Когда я зажигаю свою лампу, то перестаю ее видеть. Я все глаза высмотрел, чтобы подметить, выходит ли она из дому, но так ни разу и не видел ее на улице. У меня есть большое удобное кресло и на лампе зеленый абажур, и эта лампа обдает меня теплом и уютом. Комиссар принес мне большой пакет табаку; такого хорошего я еще никогда не курил… и все-таки, несмотря на все это, я не могу работать. Я заставляю себя прочесть две или три страницы, но после этого у меня сейчас же является сознание, что я не понял ни единого слова из прочитанного. Один только мой взор воспринимает буквы, но голова моя отказывается мыслить. Странно! Как будто к моей голове привешен плакат: «Вход воспрещается». Как будто в нее разрешен доступ одной только мысли: Кларимонда.
Воскресенье, 13 марта.
Сегодня утром я видел маленькое представление. Я прогуливался в коридоре взад и вперед, пока коридорный прибирал мою комнату. На маленьком окне, выходящем на двор, висит паутина, толстый паук-крестовик сидит в центре паутины. Госпожа Дюбоннэ не позволяет убрать паука: ведь пауки приносят счастье, а в ее доме и без того было достаточно несчастья. Вдруг я увидел другого паука, который был гораздо меньше первого; он осторожно бегал вокруг сети — это был самец. Неуверенно он пополз по колеблющейся нити паутины к середине, но стоило только самке сделать движение, как он сейчас же испуганно бросился назад. Он подполз к другой стороне и попытался приблизиться оттуда. Наконец, самка, сидевшая в середине, вняла его мольбам: она не двигалась больше. Самец дернул сперва осторожно за одну нить, так что паутина дрогнула; однако его возлюбленная не двинулась. Тогда он быстро, но с величайшей осторожностью, приблизился к ней. Самка приняла его спокойно и отдалась его нежным объятиям; несколько минут оба паука неподвижно висели среди большой паутины.

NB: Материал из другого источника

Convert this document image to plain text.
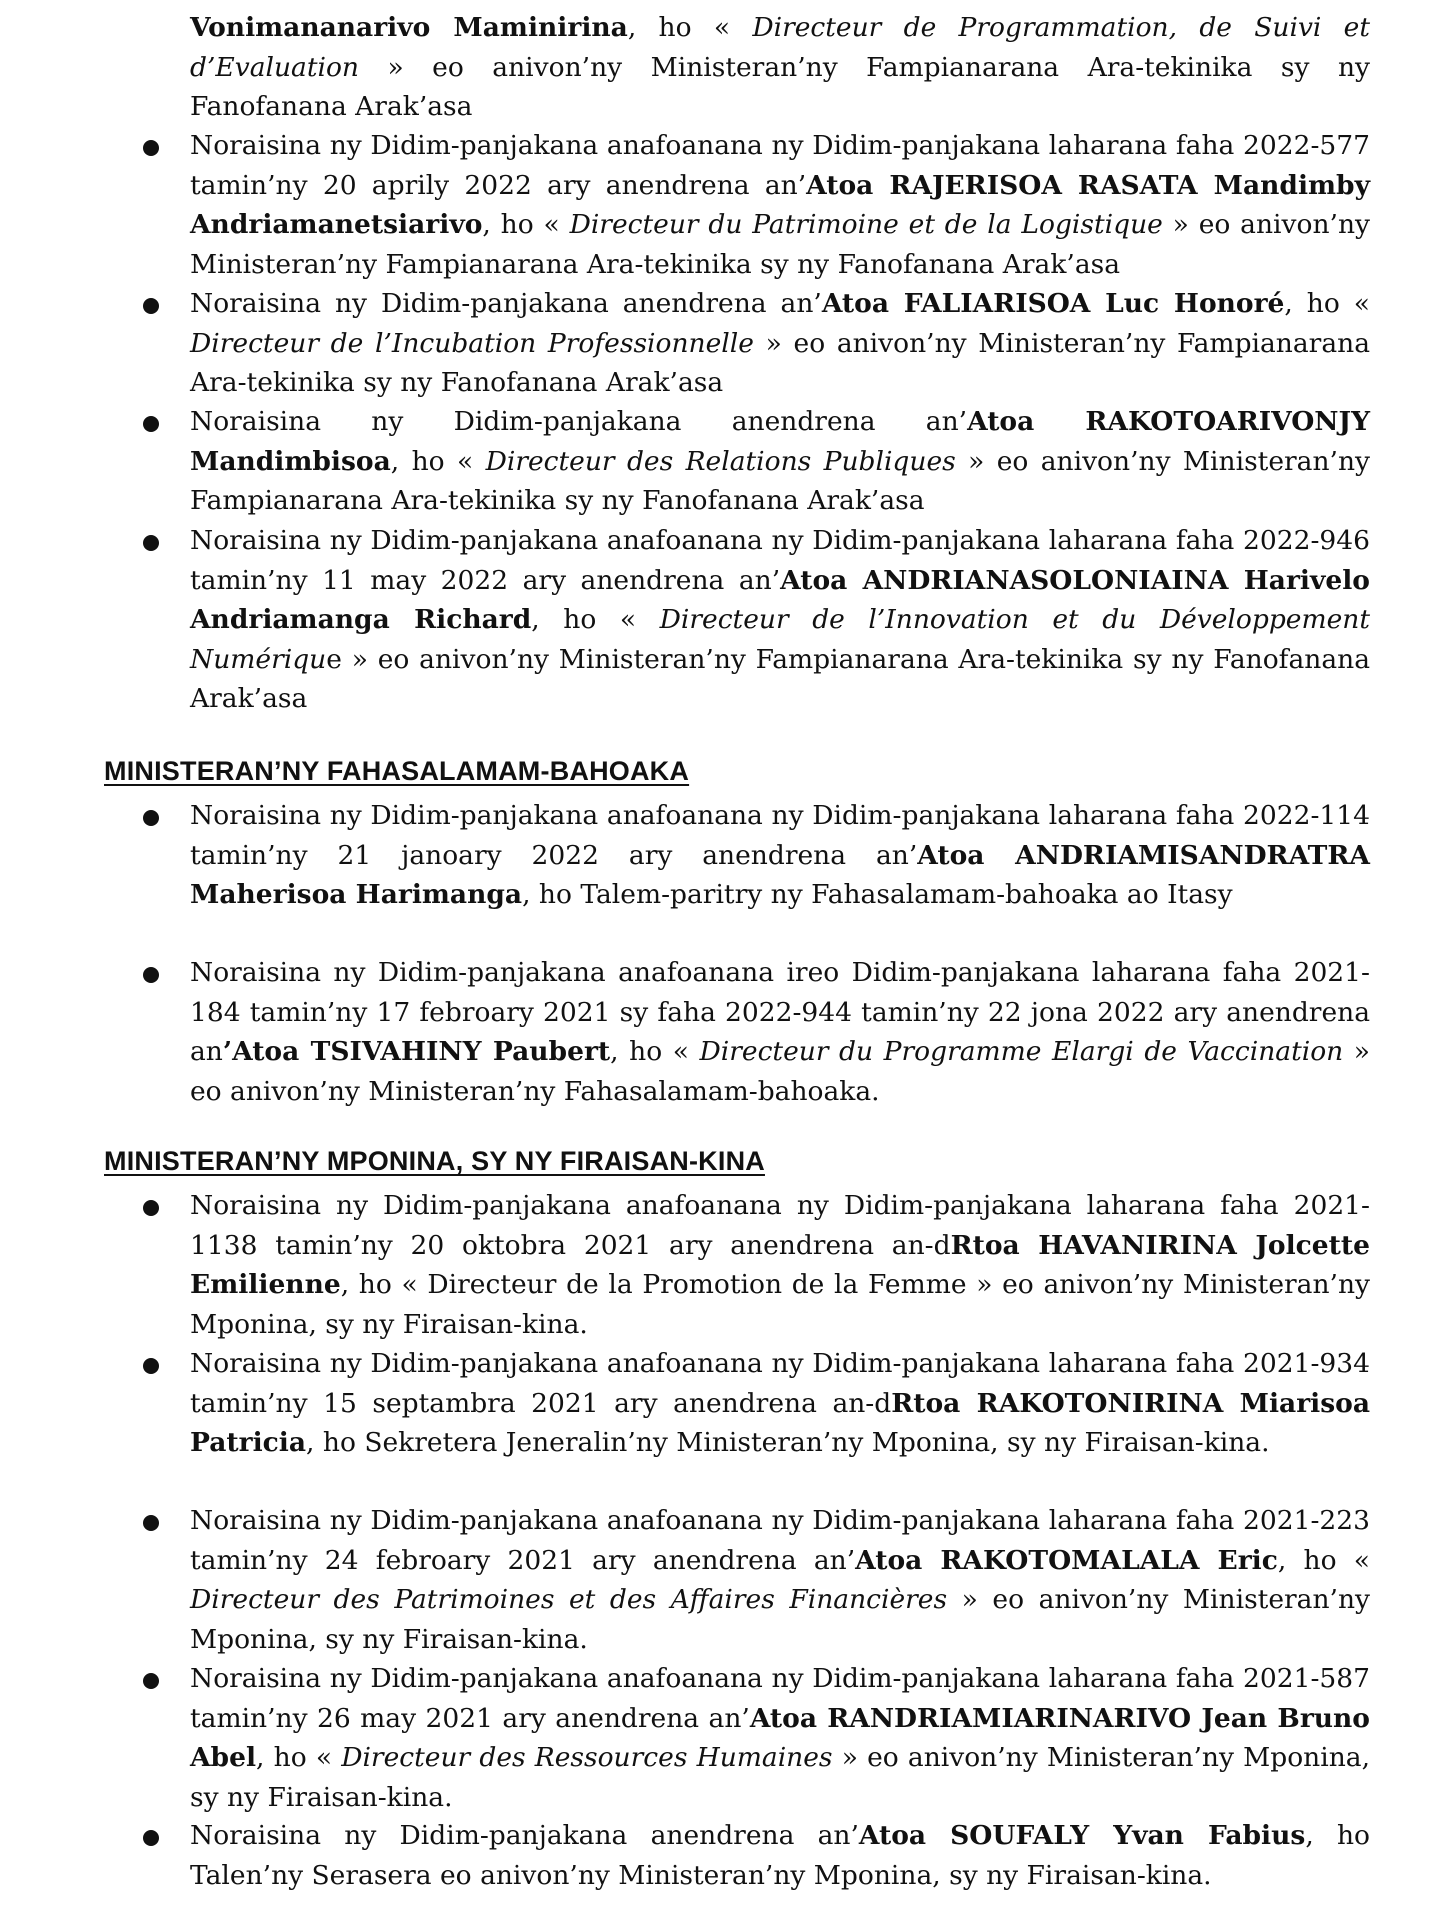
Vonimananarivo Maminirina, ho « Directeur de Programmation, de Suivi et d’Evaluation » eo anivon’ny Ministeran’ny Fampianarana Ara-tekinika sy ny Fanofanana Arak’asa
Noraisina ny Didim-panjakana anafoanana ny Didim-panjakana laharana faha 2022-577 tamin’ny 20 aprily 2022 ary anendrena an’Atoa RAJERISOA RASATA Mandimby Andriamanetsiarivo, ho « Directeur du Patrimoine et de la Logistique » eo anivon’ny Ministeran’ny Fampianarana Ara-tekinika sy ny Fanofanana Arak’asa
Noraisina ny Didim-panjakana anendrena an’Atoa FALIARISOA Luc Honoré, ho « Directeur de l’Incubation Professionnelle » eo anivon’ny Ministeran’ny Fampianarana Ara-tekinika sy ny Fanofanana Arak’asa
Noraisina ny Didim-panjakana anendrena an’Atoa RAKOTOARIVONJY Mandimbisoa, ho « Directeur des Relations Publiques » eo anivon’ny Ministeran’ny Fampianarana Ara-tekinika sy ny Fanofanana Arak’asa
Noraisina ny Didim-panjakana anafoanana ny Didim-panjakana laharana faha 2022-946 tamin’ny 11 may 2022 ary anendrena an’Atoa ANDRIANASOLONIAINA Harivelo Andriamanga Richard, ho « Directeur de l’Innovation et du Développement Numérique » eo anivon’ny Ministeran’ny Fampianarana Ara-tekinika sy ny Fanofanana Arak’asa
MINISTERAN’NY FAHASALAMAM-BAHOAKA
Noraisina ny Didim-panjakana anafoanana ny Didim-panjakana laharana faha 2022-114 tamin’ny 21 janoary 2022 ary anendrena an’Atoa ANDRIAMISANDRATRA Maherisoa Harimanga, ho Talem-paritry ny Fahasalamam-bahoaka ao Itasy
Noraisina ny Didim-panjakana anafoanana ireo Didim-panjakana laharana faha 2021-184 tamin’ny 17 febroary 2021 sy faha 2022-944 tamin’ny 22 jona 2022 ary anendrena an’Atoa TSIVAHINY Paubert, ho « Directeur du Programme Elargi de Vaccination » eo anivon’ny Ministeran’ny Fahasalamam-bahoaka.
MINISTERAN’NY MPONINA, SY NY FIRAISAN-KINA
Noraisina ny Didim-panjakana anafoanana ny Didim-panjakana laharana faha 2021-1138 tamin’ny 20 oktobra 2021 ary anendrena an-dRtoa HAVANIRINA Jolcette Emilienne, ho « Directeur de la Promotion de la Femme » eo anivon’ny Ministeran’ny Mponina, sy ny Firaisan-kina.
Noraisina ny Didim-panjakana anafoanana ny Didim-panjakana laharana faha 2021-934 tamin’ny 15 septambra 2021 ary anendrena an-dRtoa RAKOTONIRINA Miarisoa Patricia, ho Sekretera Jeneralin’ny Ministeran’ny Mponina, sy ny Firaisan-kina.
Noraisina ny Didim-panjakana anafoanana ny Didim-panjakana laharana faha 2021-223 tamin’ny 24 febroary 2021 ary anendrena an’Atoa RAKOTOMALALA Eric, ho « Directeur des Patrimoines et des Affaires Financières » eo anivon’ny Ministeran’ny Mponina, sy ny Firaisan-kina.
Noraisina ny Didim-panjakana anafoanana ny Didim-panjakana laharana faha 2021-587 tamin’ny 26 may 2021 ary anendrena an’Atoa RANDRIAMIARINARIVO Jean Bruno Abel, ho « Directeur des Ressources Humaines » eo anivon’ny Ministeran’ny Mponina, sy ny Firaisan-kina.
Noraisina ny Didim-panjakana anendrena an’Atoa SOUFALY Yvan Fabius, ho Talen’ny Serasera eo anivon’ny Ministeran’ny Mponina, sy ny Firaisan-kina.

Потом я увидел, что самец медленно освободил одну ножку за другой; казалось, словно он хотел потихоньку удалиться и оставить свою возлюбленную одну в любовных мечтах. Вдруг он сразу освободился и побежал так быстро, как только мог, вон из паутины. Но в то же мгновение самка выказала сильнейшее беспокойство и быстро бросилась за ним вдогонку. Слабый самец спустился по одной нити, но его возлюбленная сейчас же последовала его примеру. Оба паука упали на подоконник; всеми силами самец старался спастись от преследования. Но поздно, его подруга уже схватила его своими сильными лапками и потащила снова в середину паутины. И это же самое место, которое только что служило ложем любви, послужило местом казни. Сперва возлюбленный пытался бороться, судорожно протягивал свои слабые ножки, стараясь высвободиться из этих ужасных объятий. Однако его возлюбленная не выпускала его больше. В несколько минут она обволокла его всего паутиной, так что он не мог больше двинуть ни одним членом. Потом она вонзила в него свои острые клещи и стала жадно высасывать молодую кровь из тела своего возлюбленного. Я видел, как она, наконец, с презрением выбросила из паутины изуродованный до неузнаваемости комочек — ножки и кожу, переплетенные нитями паутины.
Так вот какова любовь у этих насекомых. Ну, что же, я очень рад, что я не молодой паук.
Я перестал совершенно заглядывать в свои книги. Я целые дни провожу у окна. Когда темнеет, я продолжаю также сидеть у окна. Тогда я уже не вижу ее, но закрываю глаза, и ее образ стоит передо мной.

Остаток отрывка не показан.